Mit großem Trara rief man, als das Grüppchen im Roten Schloss eintraf,
Kersmackers herbei, denn ohne ihn, das war bekannt, wurde Louise nervös
und unwillig. Der flämische Falknermeister ging dann auch als Erster in
die Kammer, wo das Gerfalkenweibchen reglos auf seiner Stange saß.
    Friederike atmete flach, damit der stechende Geruch nicht zu
tief in ihre Lungen drang. Caroline hatte ihr Haar so schlampig
gepudert, dass dicke fuchsrote Strähnen durchschimmerten, und der
Markgraf blinzelte im Dämmerlicht irritiert zu der Tochter des alten
Säufers, Pollux von Crailsheim, hinüber, die für seinen Geschmack zu
verwegen und temperamentvoll war. Sie schnitt bei Soupers Grimassen und
wurde gesehen, wie sie mit dem englischen Gesandten die Gänge
entlangtanzte. Vor ein paar Monaten schließlich war etwas, wie der
Markgraf fand, Ungeheuerliches passiert. In einer bitterkalten
Mondnacht, als sie in den Wäldern von Colmberg Wildschweine jagten,
überraschte er Reitzenstein, wie dieser mit dem Kopf an die morsche
Wand eines Unterstands gelehnt seinen Schwanz rieb und dabei einen
Spitzenschal der Crailsheim an Mund und Nase drückte. Der Markgraf war
in wieherndes Lachen ausgebrochen und hatte Reitzenstein angeblafft, ob
er denn schon so auf den Hund gekommen sei, dass er es sich selbst
besorgen müsse. Warum machte er bloß solch ein Federlesens mit der
Crailsheim?
    Reitzenstein, so erinnerte sich der Markgraf, hatte damals
geschaut, als hätte man ihm einen Degen in seine besten Teile gerammt,
und mit knirschenden Zähnen »Es gibt solche und solche« geantwortet.
    Der Markgraf hatte ihn daraufhin gehen lassen. Später schenkte
er seinem Freund eine schöne, mit Silber beschlagene Pistole und
klopfte ihm herzlich auf die Schulter. Die Scham über das Erlebte und
auch seine Gutmütigkeit rührten Charles wie immer sehr. Doch Caroline
von Crailsheim war ihm seit dieser Wildschweinjagd unheimlich.

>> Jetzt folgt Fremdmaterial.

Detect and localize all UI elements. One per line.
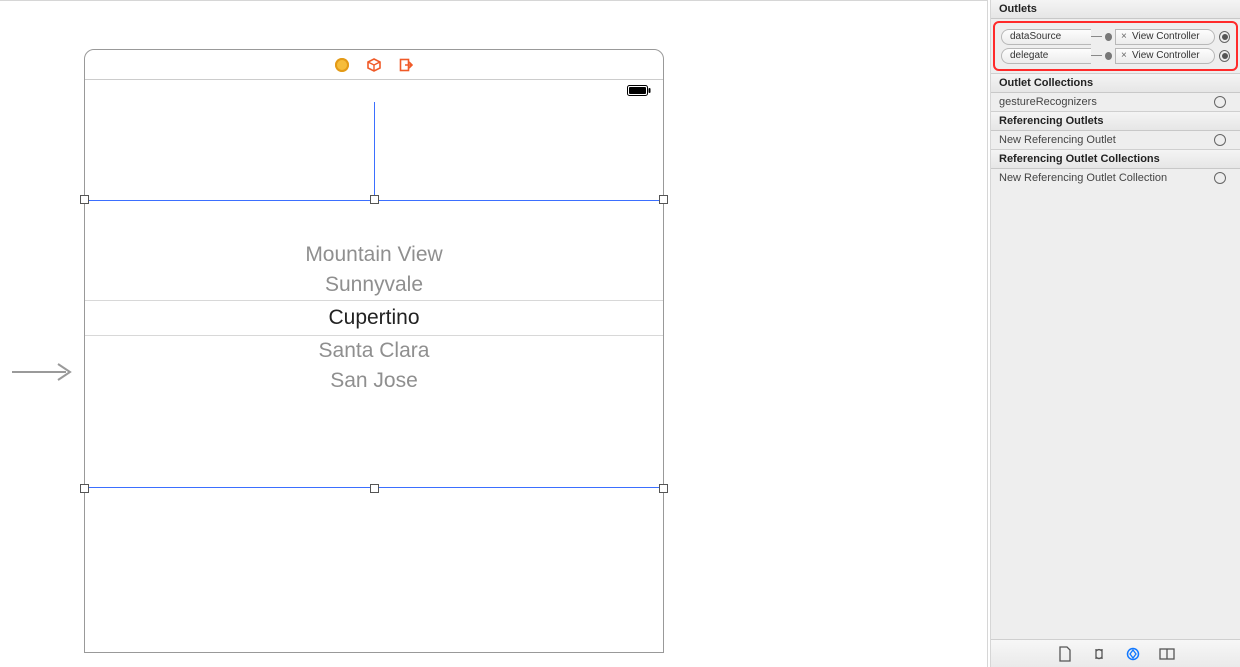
resize-handle[interactable] (659, 484, 668, 493)
uipickerview[interactable]: Mountain View Sunnyvale Cupertino Santa … (85, 240, 663, 396)
battery-icon (627, 85, 651, 96)
picker-row[interactable]: Santa Clara (85, 336, 663, 366)
resize-handle[interactable] (80, 484, 89, 493)
connection-port-empty[interactable] (1214, 96, 1226, 108)
referencing-outlet-row[interactable]: New Referencing Outlet (991, 131, 1240, 149)
referencing-outlet-label: New Referencing Outlet (999, 134, 1116, 146)
picker-row-selected[interactable]: Cupertino (85, 300, 663, 336)
outlet-collection-label: gestureRecognizers (999, 96, 1097, 108)
picker-row[interactable]: Mountain View (85, 240, 663, 270)
exit-icon[interactable] (399, 58, 413, 72)
section-outlets-header: Outlets (991, 0, 1240, 19)
resize-handle[interactable] (659, 195, 668, 204)
resize-handle[interactable] (370, 195, 379, 204)
outlets-highlight: dataSource View Controller delegate View… (993, 21, 1238, 71)
referencing-outlet-collection-label: New Referencing Outlet Collection (999, 172, 1167, 184)
connections-inspector-tab-icon[interactable] (1125, 646, 1141, 662)
connection-port-empty[interactable] (1214, 172, 1226, 184)
inspector-tab-bar (991, 639, 1240, 667)
outlet-target: View Controller (1115, 29, 1215, 45)
first-responder-icon[interactable] (367, 58, 381, 72)
constraint-guide-vertical (374, 102, 375, 198)
quick-help-tab-icon[interactable] (1091, 646, 1107, 662)
status-bar (85, 80, 663, 100)
resize-handle[interactable] (370, 484, 379, 493)
resize-handle[interactable] (80, 195, 89, 204)
section-outlet-collections-header: Outlet Collections (991, 73, 1240, 93)
connector-dot-icon (1105, 33, 1112, 41)
referencing-outlet-collection-row[interactable]: New Referencing Outlet Collection (991, 169, 1240, 187)
file-inspector-tab-icon[interactable] (1057, 646, 1073, 662)
connector-line (1091, 55, 1102, 56)
view-controller-icon[interactable] (335, 58, 349, 72)
connections-inspector: Outlets dataSource View Controller deleg… (990, 0, 1240, 667)
picker-row[interactable]: San Jose (85, 366, 663, 396)
connection-port-filled[interactable] (1219, 31, 1230, 43)
outlet-target: View Controller (1115, 48, 1215, 64)
scene-dock (85, 50, 663, 80)
entry-point-arrow[interactable] (0, 357, 80, 387)
picker-row[interactable]: Sunnyvale (85, 270, 663, 300)
view-controller-scene[interactable]: Mountain View Sunnyvale Cupertino Santa … (84, 49, 664, 653)
connector-dot-icon (1105, 52, 1112, 60)
outlet-name: dataSource (1001, 29, 1091, 45)
connector-line (1091, 36, 1102, 37)
outlet-collection-row[interactable]: gestureRecognizers (991, 93, 1240, 111)
connection-port-empty[interactable] (1214, 134, 1226, 146)
outlet-connection-row[interactable]: dataSource View Controller (1001, 28, 1230, 45)
connection-port-filled[interactable] (1219, 50, 1230, 62)
storyboard-canvas[interactable]: Mountain View Sunnyvale Cupertino Santa … (0, 0, 988, 667)
size-inspector-tab-icon[interactable] (1159, 646, 1175, 662)
outlet-connection-row[interactable]: delegate View Controller (1001, 47, 1230, 64)
outlet-name: delegate (1001, 48, 1091, 64)
section-referencing-outlets-header: Referencing Outlets (991, 111, 1240, 131)
section-referencing-outlet-collections-header: Referencing Outlet Collections (991, 149, 1240, 169)
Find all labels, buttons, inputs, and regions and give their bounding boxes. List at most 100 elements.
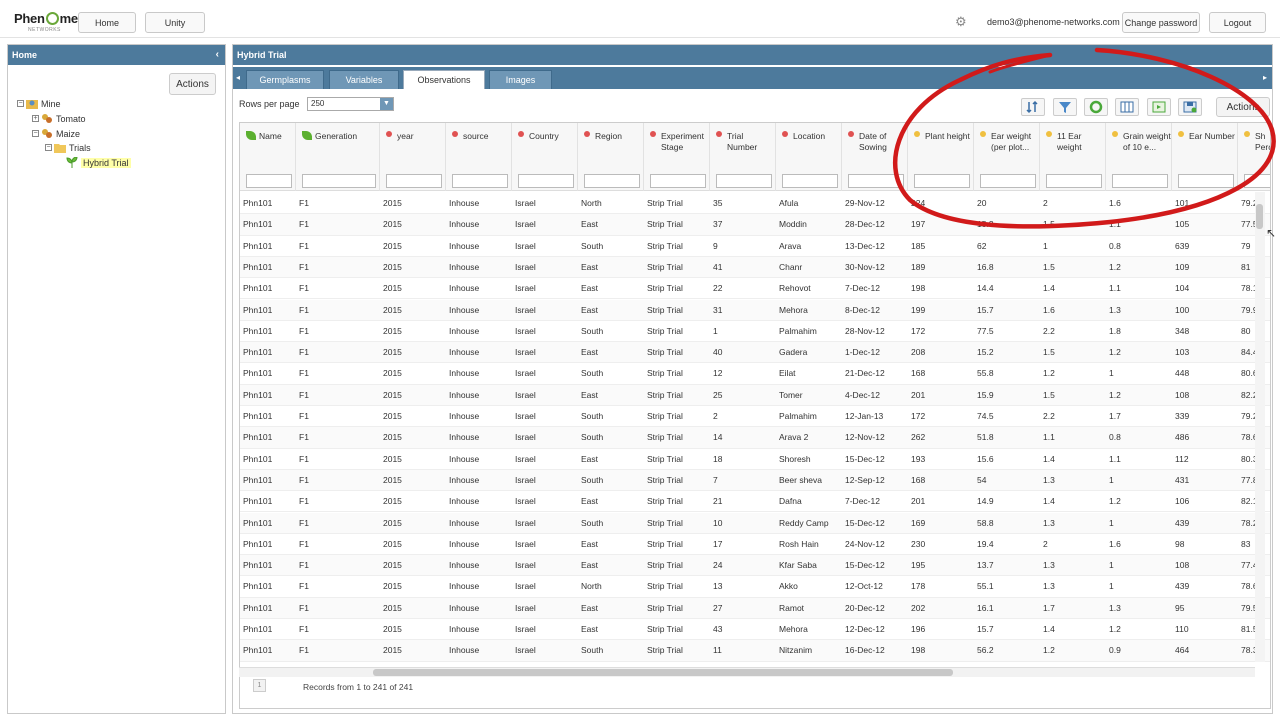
gear-icon[interactable]: ⚙ xyxy=(955,15,967,28)
table-cell[interactable]: 1.1 xyxy=(1106,278,1172,299)
table-cell[interactable]: 51.8 xyxy=(974,427,1040,448)
table-cell[interactable]: Inhouse xyxy=(446,576,512,597)
table-cell[interactable]: Israel xyxy=(512,640,578,661)
table-cell[interactable]: 2015 xyxy=(380,300,446,321)
table-row[interactable]: Phn101 F1 2015 Inhouse Israel North Strip Tria… xyxy=(240,193,1270,215)
table-cell[interactable]: 168 xyxy=(908,470,974,491)
table-cell[interactable]: 58.8 xyxy=(974,513,1040,534)
table-cell[interactable]: 106 xyxy=(1172,491,1238,512)
table-row[interactable]: Phn101 F1 2015 Inhouse Israel South Strip Tria… xyxy=(240,363,1270,385)
table-cell[interactable]: North xyxy=(578,193,644,214)
table-cell[interactable]: 1.2 xyxy=(1106,491,1172,512)
table-cell[interactable]: Inhouse xyxy=(446,278,512,299)
table-cell[interactable]: Inhouse xyxy=(446,236,512,257)
table-row[interactable]: Phn101 F1 2015 Inhouse Israel South Strip Tria… xyxy=(240,512,1270,534)
table-cell[interactable]: 17 xyxy=(710,534,776,555)
table-cell[interactable]: Mehora xyxy=(776,619,842,640)
table-cell[interactable]: 14.4 xyxy=(974,278,1040,299)
table-cell[interactable]: 20 xyxy=(974,193,1040,214)
table-cell[interactable]: 24 xyxy=(710,555,776,576)
collapse-sidebar-icon[interactable]: ‹ xyxy=(216,45,219,65)
column-header[interactable]: Experiment Stage xyxy=(644,123,710,191)
table-cell[interactable]: 2015 xyxy=(380,257,446,278)
table-cell[interactable]: 2015 xyxy=(380,470,446,491)
table-cell[interactable]: 2.2 xyxy=(1040,406,1106,427)
table-cell[interactable]: East xyxy=(578,300,644,321)
table-cell[interactable]: 1.6 xyxy=(1106,193,1172,214)
table-cell[interactable]: 1.1 xyxy=(1106,214,1172,235)
table-row[interactable]: Phn101 F1 2015 Inhouse Israel East Strip Trial… xyxy=(240,342,1270,364)
column-filter-input[interactable] xyxy=(386,174,442,188)
table-cell[interactable]: F1 xyxy=(296,534,380,555)
table-cell[interactable]: East xyxy=(578,385,644,406)
table-cell[interactable]: 168 xyxy=(908,363,974,384)
table-cell[interactable]: 1.3 xyxy=(1040,555,1106,576)
table-cell[interactable]: Palmahim xyxy=(776,321,842,342)
table-row[interactable]: Phn101 F1 2015 Inhouse Israel East Strip Trial… xyxy=(240,491,1270,513)
table-cell[interactable]: 21 xyxy=(710,491,776,512)
table-cell[interactable]: F1 xyxy=(296,385,380,406)
table-cell[interactable]: 1-Dec-12 xyxy=(842,342,908,363)
table-cell[interactable]: 201 xyxy=(908,491,974,512)
table-cell[interactable]: 2015 xyxy=(380,363,446,384)
table-cell[interactable]: 198 xyxy=(908,278,974,299)
table-cell[interactable]: Phn101 xyxy=(240,534,296,555)
table-cell[interactable]: 1.4 xyxy=(1040,449,1106,470)
table-cell[interactable]: 29-Nov-12 xyxy=(842,193,908,214)
table-cell[interactable]: 262 xyxy=(908,427,974,448)
table-cell[interactable]: East xyxy=(578,449,644,470)
table-cell[interactable]: Ramot xyxy=(776,598,842,619)
table-cell[interactable]: Arava 2 xyxy=(776,427,842,448)
table-cell[interactable]: 202 xyxy=(908,598,974,619)
collapse-icon[interactable]: − xyxy=(45,144,52,151)
filter-icon[interactable] xyxy=(1053,98,1077,116)
table-cell[interactable]: Israel xyxy=(512,576,578,597)
change-password-button[interactable]: Change password xyxy=(1122,12,1200,33)
table-cell[interactable]: Israel xyxy=(512,598,578,619)
table-cell[interactable]: Israel xyxy=(512,342,578,363)
table-row[interactable]: Phn101 F1 2015 Inhouse Israel East Strip Trial… xyxy=(240,449,1270,470)
table-cell[interactable]: 21-Dec-12 xyxy=(842,363,908,384)
column-header[interactable]: Plant height xyxy=(908,123,974,191)
table-cell[interactable]: 2015 xyxy=(380,278,446,299)
table-cell[interactable]: F1 xyxy=(296,257,380,278)
table-cell[interactable]: 101 xyxy=(1172,193,1238,214)
table-cell[interactable]: 1 xyxy=(1106,470,1172,491)
table-cell[interactable]: 348 xyxy=(1172,321,1238,342)
table-cell[interactable]: East xyxy=(578,491,644,512)
tab-variables[interactable]: Variables xyxy=(329,70,399,89)
tab-germplasms[interactable]: Germplasms xyxy=(246,70,324,89)
table-cell[interactable]: 103 xyxy=(1172,342,1238,363)
table-cell[interactable]: Rosh Hain xyxy=(776,534,842,555)
table-cell[interactable]: South xyxy=(578,513,644,534)
table-cell[interactable]: 2015 xyxy=(380,449,446,470)
column-header[interactable]: Location xyxy=(776,123,842,191)
columns-icon[interactable] xyxy=(1115,98,1139,116)
table-row[interactable]: Phn101 F1 2015 Inhouse Israel East Strip Trial… xyxy=(240,597,1270,619)
table-cell[interactable]: 208 xyxy=(908,342,974,363)
table-cell[interactable]: Nitzanim xyxy=(776,640,842,661)
table-cell[interactable]: 16.1 xyxy=(974,598,1040,619)
unity-button[interactable]: Unity xyxy=(145,12,205,33)
table-cell[interactable]: 1 xyxy=(710,321,776,342)
table-cell[interactable]: Israel xyxy=(512,513,578,534)
table-cell[interactable]: Israel xyxy=(512,427,578,448)
column-header[interactable]: Ear Number xyxy=(1172,123,1238,191)
table-cell[interactable]: Strip Trial xyxy=(644,555,710,576)
column-filter-input[interactable] xyxy=(1178,174,1234,188)
table-cell[interactable]: 2015 xyxy=(380,534,446,555)
table-cell[interactable]: 37 xyxy=(710,214,776,235)
table-cell[interactable]: Inhouse xyxy=(446,640,512,661)
table-cell[interactable]: 230 xyxy=(908,534,974,555)
table-cell[interactable]: 2015 xyxy=(380,214,446,235)
table-cell[interactable]: 15-Dec-12 xyxy=(842,513,908,534)
table-cell[interactable]: 15.7 xyxy=(974,619,1040,640)
table-cell[interactable]: 439 xyxy=(1172,513,1238,534)
table-cell[interactable]: Dafna xyxy=(776,491,842,512)
table-cell[interactable]: 2015 xyxy=(380,555,446,576)
table-cell[interactable]: 169 xyxy=(908,513,974,534)
expand-icon[interactable]: + xyxy=(32,115,39,122)
column-filter-input[interactable] xyxy=(914,174,970,188)
table-cell[interactable]: 109 xyxy=(1172,257,1238,278)
table-cell[interactable]: Strip Trial xyxy=(644,619,710,640)
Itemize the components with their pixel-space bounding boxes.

    Gedankenversunken standen sie eine Weile um
das unnahbare Geschöpf herum, das sie bitterböse aus seinen Perlenaugen
anschaute. Louises flacher Kopf, der so fein befiedert war, dass er
kahl zu sein schien, bebte kaum sichtbar, und aus ihrem gekrümmten
Schnabel kam ein leise schnarrendes Geräusch.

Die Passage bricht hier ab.